Like most Americans, I can instantly recall what I was doing, thinking and feeling on September 11, 2001. Within a year I was working for the national news media in a New York City still processing the attack, and the ongoing military response to that day has been at the center of my brother’s, brother-in-law’s and friends’ time in the service. It’s been a divisive decade for the United States, and we’re entering the 2010s arguing about how to reverse the demoralizing political and economic damage — much of it self-inflicted — that we still face today.
That ongoing trauma sparks two emotional reactions in our culture: reactive anger at all that’s happened and all the negativity we’ve had to endure, and grief for the trauma itself. Even at the early stages of the anniversary, these two emotions are guiding how we look back. Full-throated political commentary is plentiful about the events subsequent to Sept. 11th (Politico, Hitchens in Slate), but remembrances of the day itself are muted and emotional in a way that’s probably the only possible theme (NBC New York, the upcoming TIME special). It’s a delicate balancing act when approaching something visceral for all of us, and it’s what will guide this week online.
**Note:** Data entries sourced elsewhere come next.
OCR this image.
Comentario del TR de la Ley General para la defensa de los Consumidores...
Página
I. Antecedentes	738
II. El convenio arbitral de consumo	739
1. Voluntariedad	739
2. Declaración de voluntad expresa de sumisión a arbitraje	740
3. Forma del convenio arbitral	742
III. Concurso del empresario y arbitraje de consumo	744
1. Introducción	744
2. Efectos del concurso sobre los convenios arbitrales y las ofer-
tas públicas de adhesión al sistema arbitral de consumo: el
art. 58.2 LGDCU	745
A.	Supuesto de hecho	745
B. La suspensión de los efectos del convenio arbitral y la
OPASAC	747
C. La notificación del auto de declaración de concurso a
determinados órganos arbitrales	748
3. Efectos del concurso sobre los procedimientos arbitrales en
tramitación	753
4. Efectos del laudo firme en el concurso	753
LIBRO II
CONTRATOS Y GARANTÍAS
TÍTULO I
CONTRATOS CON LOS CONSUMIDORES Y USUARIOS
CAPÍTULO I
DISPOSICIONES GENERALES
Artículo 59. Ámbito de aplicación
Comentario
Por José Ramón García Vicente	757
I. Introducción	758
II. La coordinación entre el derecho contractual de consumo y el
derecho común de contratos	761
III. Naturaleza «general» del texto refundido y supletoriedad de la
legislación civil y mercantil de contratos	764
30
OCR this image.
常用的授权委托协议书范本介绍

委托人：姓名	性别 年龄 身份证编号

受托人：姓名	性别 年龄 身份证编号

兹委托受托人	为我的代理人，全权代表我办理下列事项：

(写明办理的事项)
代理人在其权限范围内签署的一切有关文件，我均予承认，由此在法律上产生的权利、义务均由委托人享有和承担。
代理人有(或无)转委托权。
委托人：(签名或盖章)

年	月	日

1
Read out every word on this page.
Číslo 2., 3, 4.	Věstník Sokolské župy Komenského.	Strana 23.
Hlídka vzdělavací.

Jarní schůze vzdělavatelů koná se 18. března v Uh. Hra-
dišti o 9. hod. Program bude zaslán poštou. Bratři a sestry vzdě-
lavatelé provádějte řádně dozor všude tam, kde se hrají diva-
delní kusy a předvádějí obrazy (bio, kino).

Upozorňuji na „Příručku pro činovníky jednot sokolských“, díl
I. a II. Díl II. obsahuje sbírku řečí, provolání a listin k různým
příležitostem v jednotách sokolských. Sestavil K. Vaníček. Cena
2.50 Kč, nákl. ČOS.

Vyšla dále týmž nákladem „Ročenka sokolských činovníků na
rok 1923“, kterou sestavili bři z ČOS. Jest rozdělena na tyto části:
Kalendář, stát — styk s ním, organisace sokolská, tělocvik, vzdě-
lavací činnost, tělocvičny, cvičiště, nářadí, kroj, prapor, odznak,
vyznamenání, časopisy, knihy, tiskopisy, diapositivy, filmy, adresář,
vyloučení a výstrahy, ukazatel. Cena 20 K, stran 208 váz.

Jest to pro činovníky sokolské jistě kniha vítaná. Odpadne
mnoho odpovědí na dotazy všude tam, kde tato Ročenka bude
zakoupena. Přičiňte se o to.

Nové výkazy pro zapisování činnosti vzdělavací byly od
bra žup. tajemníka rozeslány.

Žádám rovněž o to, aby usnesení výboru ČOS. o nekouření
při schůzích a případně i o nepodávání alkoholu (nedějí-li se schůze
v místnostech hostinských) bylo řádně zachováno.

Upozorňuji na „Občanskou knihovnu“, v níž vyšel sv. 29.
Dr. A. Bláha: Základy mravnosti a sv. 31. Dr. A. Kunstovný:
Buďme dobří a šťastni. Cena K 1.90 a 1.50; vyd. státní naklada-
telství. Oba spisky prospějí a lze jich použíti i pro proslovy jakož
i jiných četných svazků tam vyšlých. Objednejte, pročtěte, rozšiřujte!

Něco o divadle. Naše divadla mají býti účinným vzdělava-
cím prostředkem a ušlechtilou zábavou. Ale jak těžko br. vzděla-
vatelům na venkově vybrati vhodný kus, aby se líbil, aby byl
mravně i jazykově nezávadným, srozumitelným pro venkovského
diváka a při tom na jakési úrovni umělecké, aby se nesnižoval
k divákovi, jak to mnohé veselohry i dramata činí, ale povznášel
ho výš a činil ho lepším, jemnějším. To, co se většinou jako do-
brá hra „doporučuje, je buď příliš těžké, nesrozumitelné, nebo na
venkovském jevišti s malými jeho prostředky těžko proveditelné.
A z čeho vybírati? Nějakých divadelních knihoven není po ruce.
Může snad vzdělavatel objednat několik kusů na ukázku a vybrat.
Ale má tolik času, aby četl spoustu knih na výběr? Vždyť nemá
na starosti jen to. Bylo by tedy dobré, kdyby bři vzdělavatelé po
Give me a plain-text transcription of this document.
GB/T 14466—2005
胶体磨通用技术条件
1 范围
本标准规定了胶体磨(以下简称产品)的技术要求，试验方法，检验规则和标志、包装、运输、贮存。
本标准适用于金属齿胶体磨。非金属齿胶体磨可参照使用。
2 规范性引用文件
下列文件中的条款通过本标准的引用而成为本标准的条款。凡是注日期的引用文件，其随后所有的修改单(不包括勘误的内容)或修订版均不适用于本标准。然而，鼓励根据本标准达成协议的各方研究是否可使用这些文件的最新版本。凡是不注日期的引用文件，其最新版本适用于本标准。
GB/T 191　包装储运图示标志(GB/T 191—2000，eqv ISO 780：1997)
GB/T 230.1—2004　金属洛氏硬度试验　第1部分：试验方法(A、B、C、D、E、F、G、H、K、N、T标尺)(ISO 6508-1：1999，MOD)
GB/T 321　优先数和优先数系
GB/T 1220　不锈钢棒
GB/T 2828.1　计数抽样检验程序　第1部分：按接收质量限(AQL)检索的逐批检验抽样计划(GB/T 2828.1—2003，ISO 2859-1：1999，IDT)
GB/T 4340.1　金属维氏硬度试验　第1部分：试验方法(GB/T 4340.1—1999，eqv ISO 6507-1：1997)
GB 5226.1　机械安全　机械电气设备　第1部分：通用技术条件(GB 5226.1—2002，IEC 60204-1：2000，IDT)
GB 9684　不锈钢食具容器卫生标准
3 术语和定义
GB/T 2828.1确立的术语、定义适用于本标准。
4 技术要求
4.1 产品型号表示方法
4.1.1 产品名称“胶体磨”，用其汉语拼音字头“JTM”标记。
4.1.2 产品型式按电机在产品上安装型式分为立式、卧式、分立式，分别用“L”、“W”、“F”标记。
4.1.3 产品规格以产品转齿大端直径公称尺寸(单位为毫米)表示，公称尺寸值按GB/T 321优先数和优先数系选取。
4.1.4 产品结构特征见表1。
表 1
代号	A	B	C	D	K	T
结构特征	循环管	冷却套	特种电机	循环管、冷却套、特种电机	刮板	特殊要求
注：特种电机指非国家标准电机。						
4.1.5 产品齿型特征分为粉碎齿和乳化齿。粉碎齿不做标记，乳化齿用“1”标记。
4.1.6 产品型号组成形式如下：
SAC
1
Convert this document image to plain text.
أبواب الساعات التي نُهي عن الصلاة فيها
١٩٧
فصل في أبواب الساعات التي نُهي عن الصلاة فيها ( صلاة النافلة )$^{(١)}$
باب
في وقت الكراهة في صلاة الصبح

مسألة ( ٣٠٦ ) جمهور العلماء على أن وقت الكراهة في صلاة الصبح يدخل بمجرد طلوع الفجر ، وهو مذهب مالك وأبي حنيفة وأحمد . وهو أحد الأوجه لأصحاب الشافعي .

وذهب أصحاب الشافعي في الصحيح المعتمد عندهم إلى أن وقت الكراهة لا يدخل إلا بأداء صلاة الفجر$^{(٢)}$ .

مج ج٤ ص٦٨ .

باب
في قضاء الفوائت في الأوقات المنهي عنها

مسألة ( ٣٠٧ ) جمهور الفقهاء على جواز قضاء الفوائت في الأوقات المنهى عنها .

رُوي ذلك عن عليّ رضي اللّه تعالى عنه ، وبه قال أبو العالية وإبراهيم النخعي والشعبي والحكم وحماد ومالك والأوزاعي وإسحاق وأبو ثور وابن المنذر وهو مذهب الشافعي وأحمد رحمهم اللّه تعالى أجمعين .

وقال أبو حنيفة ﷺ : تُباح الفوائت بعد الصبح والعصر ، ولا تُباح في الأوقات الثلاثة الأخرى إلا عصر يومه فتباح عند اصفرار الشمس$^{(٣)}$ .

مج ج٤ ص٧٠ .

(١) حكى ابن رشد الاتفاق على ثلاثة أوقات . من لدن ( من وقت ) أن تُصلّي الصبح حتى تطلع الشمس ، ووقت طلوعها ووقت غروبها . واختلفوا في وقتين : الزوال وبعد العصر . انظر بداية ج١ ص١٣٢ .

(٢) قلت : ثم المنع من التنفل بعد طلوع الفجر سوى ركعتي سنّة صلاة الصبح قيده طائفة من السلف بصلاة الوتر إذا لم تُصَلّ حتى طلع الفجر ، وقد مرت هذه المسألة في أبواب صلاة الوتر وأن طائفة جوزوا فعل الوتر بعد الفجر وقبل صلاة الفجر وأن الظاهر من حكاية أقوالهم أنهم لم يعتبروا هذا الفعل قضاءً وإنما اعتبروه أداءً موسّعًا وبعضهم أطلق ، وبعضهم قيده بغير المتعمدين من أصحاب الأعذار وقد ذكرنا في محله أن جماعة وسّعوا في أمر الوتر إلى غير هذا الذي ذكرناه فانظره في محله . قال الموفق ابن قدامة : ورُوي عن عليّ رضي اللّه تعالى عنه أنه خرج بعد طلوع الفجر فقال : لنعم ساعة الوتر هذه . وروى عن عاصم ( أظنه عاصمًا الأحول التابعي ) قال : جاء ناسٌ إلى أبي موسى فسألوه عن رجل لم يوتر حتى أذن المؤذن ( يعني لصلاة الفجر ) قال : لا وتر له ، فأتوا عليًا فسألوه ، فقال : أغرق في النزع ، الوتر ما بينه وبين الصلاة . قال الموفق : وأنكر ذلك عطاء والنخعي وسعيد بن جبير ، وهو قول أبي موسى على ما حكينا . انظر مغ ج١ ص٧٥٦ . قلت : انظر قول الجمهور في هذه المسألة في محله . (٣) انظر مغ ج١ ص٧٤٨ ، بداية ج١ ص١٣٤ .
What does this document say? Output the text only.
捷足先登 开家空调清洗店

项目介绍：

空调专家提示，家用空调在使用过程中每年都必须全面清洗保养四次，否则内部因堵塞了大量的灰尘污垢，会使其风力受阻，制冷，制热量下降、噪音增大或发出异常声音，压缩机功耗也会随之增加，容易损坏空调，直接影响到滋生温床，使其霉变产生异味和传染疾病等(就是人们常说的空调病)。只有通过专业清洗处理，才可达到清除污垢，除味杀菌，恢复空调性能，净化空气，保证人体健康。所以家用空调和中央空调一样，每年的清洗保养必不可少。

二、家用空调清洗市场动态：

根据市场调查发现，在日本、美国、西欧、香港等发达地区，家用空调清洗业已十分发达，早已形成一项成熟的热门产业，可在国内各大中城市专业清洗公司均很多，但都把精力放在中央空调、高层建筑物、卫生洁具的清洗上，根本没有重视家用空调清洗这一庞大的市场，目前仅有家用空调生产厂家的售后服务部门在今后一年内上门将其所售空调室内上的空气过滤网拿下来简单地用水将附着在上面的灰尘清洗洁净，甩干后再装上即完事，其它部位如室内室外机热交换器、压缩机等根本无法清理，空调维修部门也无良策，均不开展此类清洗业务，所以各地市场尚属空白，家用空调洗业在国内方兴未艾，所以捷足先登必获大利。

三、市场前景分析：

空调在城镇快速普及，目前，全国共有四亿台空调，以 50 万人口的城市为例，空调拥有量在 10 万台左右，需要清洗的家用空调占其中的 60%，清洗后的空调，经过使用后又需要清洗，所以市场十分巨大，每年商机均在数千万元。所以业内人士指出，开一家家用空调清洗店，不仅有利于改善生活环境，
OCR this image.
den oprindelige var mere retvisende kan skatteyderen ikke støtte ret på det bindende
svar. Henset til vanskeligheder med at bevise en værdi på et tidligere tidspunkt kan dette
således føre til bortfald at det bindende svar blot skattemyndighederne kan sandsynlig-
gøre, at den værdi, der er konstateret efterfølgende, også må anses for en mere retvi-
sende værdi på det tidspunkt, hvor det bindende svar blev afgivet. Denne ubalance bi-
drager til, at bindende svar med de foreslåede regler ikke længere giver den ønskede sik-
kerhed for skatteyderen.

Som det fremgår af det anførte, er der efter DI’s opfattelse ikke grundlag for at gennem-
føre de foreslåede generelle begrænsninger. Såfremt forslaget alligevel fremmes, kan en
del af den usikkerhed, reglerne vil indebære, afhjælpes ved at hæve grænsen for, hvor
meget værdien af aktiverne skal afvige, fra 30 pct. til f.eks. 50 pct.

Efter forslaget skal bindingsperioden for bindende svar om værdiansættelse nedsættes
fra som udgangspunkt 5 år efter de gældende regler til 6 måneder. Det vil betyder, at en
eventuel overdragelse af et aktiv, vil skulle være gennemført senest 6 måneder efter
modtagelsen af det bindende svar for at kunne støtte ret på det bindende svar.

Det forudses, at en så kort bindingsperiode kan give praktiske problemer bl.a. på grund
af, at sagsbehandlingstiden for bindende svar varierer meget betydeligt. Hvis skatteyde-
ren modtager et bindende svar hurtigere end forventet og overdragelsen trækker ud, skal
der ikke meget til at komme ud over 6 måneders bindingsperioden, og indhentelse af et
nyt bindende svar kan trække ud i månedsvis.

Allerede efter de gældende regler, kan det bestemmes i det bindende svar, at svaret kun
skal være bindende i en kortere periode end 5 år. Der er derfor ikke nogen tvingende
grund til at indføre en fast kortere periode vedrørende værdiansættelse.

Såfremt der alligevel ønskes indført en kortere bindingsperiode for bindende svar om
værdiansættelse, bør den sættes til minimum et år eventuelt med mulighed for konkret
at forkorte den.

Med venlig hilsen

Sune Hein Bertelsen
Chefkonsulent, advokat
I was 21 on Sept. 11th, and my own past decade featured the myriad ups and downs that that time in life represents. As much negative emotion as Sept. 11th and the American experience since then has brought, and even with some of the tougher things that occurred in my own life in that time, there have been so many positive things that coincided. Humans can never eliminate the sadness that’s part of life and existence, and this commemoration is a powerful reminder of that. But I’m also quietly thankful that those positive things have still occurred despite the wider circumstances, and that keeps me going.